Flexibility and Process Controls
Unexpected fluctuations in the economy, customer preferences and consumer demand can throw even the most well-developed sales forecast into complete disarray. Because of this, the number, quality and flexibility of built-in controls affect both your approach to sales forecasting and the results. For example, internal controls such as access to real-time data, ongoing consumer research and regularly monitoring an annual sales forecast can uncover developing trends.

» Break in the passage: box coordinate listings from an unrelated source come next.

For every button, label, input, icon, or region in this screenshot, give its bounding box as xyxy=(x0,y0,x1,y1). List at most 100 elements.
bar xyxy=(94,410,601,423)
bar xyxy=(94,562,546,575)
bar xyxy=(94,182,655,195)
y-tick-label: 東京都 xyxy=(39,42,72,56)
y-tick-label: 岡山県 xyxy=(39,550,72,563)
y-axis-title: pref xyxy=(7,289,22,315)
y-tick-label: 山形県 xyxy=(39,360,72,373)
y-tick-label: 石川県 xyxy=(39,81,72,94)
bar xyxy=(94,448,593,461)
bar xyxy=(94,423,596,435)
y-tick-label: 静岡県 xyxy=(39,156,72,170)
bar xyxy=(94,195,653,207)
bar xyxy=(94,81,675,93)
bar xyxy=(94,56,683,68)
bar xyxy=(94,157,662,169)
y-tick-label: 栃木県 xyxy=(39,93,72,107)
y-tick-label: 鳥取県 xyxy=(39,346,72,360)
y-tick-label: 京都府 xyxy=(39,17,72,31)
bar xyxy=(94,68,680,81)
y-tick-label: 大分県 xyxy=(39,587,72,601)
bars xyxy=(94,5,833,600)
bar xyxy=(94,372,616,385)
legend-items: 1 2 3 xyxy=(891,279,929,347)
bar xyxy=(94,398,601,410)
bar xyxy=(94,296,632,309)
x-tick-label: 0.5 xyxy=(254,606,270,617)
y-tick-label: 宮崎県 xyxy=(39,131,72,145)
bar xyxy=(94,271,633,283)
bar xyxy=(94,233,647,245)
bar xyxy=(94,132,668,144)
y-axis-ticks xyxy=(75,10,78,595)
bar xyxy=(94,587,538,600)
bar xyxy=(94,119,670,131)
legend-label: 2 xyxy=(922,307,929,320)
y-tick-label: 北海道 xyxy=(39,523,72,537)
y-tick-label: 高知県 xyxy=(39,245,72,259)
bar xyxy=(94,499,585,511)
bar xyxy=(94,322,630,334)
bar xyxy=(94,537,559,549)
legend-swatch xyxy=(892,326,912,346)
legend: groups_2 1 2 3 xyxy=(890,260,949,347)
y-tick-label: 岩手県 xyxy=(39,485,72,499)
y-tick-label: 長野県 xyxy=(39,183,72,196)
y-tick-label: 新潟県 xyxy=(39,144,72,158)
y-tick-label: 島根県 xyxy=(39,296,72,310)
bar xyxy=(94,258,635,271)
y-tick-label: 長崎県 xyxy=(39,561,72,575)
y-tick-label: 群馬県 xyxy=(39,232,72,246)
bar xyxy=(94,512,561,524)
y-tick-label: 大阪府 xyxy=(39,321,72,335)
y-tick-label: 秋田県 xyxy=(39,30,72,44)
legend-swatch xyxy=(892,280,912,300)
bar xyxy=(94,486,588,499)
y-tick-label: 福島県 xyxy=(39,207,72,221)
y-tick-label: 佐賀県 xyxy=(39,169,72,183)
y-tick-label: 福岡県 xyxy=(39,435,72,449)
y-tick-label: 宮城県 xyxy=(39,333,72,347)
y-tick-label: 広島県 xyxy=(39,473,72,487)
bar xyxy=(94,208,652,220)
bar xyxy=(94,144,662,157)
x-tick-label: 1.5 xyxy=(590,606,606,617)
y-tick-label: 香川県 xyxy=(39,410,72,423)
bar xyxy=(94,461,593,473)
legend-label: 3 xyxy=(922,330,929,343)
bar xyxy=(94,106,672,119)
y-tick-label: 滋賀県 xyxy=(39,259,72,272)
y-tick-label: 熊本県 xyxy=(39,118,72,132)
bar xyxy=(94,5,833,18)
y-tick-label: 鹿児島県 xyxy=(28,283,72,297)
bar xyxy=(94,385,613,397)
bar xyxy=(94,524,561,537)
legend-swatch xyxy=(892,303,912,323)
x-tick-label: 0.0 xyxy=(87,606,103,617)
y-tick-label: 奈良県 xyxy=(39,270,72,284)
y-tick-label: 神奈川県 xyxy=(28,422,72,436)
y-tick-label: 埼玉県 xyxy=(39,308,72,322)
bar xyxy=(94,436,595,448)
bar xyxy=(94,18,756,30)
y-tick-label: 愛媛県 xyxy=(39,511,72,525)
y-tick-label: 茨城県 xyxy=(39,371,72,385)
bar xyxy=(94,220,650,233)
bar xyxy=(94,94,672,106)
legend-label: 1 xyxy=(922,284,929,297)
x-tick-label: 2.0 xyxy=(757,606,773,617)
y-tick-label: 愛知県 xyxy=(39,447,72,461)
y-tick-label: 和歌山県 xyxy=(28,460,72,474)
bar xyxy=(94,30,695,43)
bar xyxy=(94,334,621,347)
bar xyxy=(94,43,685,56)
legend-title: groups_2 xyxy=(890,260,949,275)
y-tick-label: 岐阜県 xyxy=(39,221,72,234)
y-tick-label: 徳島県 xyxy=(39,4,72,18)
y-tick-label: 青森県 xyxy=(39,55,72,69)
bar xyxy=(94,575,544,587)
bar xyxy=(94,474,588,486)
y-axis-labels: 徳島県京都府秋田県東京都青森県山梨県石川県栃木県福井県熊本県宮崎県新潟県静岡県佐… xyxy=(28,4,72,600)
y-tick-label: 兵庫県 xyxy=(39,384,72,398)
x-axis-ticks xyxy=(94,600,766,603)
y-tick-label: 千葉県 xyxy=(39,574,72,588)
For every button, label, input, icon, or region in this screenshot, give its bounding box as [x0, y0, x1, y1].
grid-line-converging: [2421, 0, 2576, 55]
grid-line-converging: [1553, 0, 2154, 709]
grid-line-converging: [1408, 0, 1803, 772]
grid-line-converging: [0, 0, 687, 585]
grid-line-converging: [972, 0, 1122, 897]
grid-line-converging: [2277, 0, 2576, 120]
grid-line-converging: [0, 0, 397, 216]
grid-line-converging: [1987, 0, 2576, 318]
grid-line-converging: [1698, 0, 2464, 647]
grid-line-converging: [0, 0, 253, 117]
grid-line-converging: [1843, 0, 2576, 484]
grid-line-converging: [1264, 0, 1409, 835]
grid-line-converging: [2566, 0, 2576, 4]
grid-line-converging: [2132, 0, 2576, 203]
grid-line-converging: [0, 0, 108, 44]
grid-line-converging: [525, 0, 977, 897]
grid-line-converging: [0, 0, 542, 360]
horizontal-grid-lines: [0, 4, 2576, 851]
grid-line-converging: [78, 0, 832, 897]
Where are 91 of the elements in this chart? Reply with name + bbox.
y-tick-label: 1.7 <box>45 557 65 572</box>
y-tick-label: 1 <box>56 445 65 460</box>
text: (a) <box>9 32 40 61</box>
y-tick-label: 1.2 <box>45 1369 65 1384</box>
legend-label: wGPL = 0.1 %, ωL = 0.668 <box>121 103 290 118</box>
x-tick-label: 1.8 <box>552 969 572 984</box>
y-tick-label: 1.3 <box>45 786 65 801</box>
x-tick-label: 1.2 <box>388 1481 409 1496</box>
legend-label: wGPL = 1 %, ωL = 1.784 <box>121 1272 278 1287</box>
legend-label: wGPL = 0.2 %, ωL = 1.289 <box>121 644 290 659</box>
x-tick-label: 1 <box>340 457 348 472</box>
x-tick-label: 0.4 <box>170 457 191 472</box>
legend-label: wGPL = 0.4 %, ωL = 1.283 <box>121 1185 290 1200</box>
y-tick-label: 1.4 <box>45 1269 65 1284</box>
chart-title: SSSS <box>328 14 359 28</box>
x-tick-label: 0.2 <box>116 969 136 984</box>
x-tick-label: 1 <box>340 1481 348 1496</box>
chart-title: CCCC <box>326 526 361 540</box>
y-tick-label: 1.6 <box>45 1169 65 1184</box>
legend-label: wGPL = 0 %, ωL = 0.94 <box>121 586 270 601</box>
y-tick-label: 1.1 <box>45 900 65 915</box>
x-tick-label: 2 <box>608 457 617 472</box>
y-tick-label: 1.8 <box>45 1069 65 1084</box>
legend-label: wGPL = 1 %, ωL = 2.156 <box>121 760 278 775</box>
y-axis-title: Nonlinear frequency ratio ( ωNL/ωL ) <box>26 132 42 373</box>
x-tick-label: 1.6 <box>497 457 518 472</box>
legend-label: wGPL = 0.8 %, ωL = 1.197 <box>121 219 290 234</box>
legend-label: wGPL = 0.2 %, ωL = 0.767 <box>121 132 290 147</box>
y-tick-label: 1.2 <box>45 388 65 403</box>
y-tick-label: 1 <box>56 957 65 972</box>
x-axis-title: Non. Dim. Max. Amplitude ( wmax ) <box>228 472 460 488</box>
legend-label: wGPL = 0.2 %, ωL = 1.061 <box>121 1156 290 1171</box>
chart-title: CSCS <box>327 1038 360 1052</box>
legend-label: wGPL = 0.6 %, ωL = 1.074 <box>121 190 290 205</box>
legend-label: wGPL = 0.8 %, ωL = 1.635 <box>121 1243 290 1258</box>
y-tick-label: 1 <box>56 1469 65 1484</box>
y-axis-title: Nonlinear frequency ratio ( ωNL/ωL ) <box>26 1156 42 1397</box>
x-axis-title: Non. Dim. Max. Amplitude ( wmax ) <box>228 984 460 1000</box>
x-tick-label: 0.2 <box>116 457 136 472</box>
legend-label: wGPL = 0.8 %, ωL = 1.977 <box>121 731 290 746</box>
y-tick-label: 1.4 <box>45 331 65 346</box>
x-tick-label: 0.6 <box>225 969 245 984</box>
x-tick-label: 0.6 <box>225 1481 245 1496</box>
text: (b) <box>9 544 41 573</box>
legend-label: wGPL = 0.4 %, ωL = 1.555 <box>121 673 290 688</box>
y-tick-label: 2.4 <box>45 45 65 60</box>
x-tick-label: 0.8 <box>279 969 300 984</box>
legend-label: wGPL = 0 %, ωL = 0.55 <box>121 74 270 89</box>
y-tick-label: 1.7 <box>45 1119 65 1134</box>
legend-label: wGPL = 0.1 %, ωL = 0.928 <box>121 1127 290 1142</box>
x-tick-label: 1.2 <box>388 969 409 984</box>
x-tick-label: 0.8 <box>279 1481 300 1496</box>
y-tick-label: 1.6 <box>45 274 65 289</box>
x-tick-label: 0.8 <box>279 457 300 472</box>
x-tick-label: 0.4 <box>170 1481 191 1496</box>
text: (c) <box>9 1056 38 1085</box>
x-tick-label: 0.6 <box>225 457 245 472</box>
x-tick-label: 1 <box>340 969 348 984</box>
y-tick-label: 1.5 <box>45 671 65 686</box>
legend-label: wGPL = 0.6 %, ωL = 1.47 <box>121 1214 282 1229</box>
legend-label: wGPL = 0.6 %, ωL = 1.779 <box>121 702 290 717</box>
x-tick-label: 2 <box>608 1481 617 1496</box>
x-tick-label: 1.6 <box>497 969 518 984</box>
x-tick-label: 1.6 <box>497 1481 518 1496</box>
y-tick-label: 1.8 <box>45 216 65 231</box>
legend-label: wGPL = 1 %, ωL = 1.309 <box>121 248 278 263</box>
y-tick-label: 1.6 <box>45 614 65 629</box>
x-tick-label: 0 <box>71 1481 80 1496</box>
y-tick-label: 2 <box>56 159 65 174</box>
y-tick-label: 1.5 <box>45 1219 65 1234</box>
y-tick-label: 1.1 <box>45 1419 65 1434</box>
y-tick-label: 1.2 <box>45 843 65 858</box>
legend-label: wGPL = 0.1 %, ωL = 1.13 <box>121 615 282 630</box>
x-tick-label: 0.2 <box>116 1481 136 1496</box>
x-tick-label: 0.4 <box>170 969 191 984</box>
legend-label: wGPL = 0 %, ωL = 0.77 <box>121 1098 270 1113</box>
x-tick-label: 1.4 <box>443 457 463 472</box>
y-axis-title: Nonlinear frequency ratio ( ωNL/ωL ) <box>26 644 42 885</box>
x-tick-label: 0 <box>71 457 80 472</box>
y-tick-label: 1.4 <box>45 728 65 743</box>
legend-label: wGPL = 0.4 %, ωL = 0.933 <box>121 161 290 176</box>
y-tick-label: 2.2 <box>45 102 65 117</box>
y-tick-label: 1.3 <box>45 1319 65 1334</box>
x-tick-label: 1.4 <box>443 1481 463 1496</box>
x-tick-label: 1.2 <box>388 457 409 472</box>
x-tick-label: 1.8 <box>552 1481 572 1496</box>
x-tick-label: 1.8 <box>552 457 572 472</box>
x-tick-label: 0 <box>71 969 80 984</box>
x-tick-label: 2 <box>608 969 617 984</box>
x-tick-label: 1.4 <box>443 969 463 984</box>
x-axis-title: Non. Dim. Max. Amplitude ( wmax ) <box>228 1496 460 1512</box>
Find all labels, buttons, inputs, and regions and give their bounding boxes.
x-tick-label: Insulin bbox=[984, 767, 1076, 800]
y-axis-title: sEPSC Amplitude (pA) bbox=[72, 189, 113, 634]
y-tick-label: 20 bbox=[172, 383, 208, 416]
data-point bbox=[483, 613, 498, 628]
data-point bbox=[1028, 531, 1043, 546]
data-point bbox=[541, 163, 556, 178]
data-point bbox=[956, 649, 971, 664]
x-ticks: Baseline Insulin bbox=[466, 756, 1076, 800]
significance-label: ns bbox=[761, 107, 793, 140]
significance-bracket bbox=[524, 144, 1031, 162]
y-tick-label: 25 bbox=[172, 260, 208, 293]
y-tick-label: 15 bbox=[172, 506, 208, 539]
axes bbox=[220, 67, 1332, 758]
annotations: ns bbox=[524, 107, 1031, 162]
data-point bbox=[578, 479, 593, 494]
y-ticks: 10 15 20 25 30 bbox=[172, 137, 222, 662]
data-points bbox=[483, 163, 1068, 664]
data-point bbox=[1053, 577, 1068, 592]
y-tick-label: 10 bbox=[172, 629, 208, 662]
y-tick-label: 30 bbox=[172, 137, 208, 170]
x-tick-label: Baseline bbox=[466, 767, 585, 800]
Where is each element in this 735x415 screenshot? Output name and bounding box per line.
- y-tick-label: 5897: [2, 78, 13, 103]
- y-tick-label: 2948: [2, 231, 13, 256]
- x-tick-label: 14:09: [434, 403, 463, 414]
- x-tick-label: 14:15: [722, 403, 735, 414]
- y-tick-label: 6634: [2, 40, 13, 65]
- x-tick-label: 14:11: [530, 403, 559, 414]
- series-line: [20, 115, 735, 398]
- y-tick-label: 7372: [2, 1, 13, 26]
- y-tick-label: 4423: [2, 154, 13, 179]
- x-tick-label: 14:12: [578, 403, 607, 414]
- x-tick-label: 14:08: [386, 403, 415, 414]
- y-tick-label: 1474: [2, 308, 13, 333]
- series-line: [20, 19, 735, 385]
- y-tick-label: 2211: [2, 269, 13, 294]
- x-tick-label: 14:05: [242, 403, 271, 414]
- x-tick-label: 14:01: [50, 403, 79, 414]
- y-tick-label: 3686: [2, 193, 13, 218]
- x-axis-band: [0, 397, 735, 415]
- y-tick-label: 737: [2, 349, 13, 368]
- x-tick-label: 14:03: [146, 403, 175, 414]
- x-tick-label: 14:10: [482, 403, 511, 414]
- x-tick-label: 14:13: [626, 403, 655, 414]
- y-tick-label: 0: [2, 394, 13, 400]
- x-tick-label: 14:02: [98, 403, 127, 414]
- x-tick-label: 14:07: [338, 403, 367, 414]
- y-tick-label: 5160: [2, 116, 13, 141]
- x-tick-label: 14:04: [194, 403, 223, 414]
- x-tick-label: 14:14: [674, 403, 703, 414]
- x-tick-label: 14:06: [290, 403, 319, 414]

Market position influences the size and quality of a business’s target customer base, which in turn affects sales forecast predictions. This is one reason why businesses without strong brand awareness and a loyal customer base, such as start-ups and new businesses, often struggle with to create accurate sales forecasts. However, because market position links closely to a business’s ability to differentiate itself from competitors and shape customer perceptions, positioning can affect sale forecasts even in established businesses.
Product Life Cycle Trends
Any product at or near the end of its life cycle is going to have a poor sales forecast. This is why including dying products in an annual sales forecast can lead to inaccuracies -- unless the manufacturer intends to revitalize the product to extend its life cycle. Some will exclude the dying product from the forecast. Others will prorate sales forecast numbers for a revitalized product from its release date to the end of the year.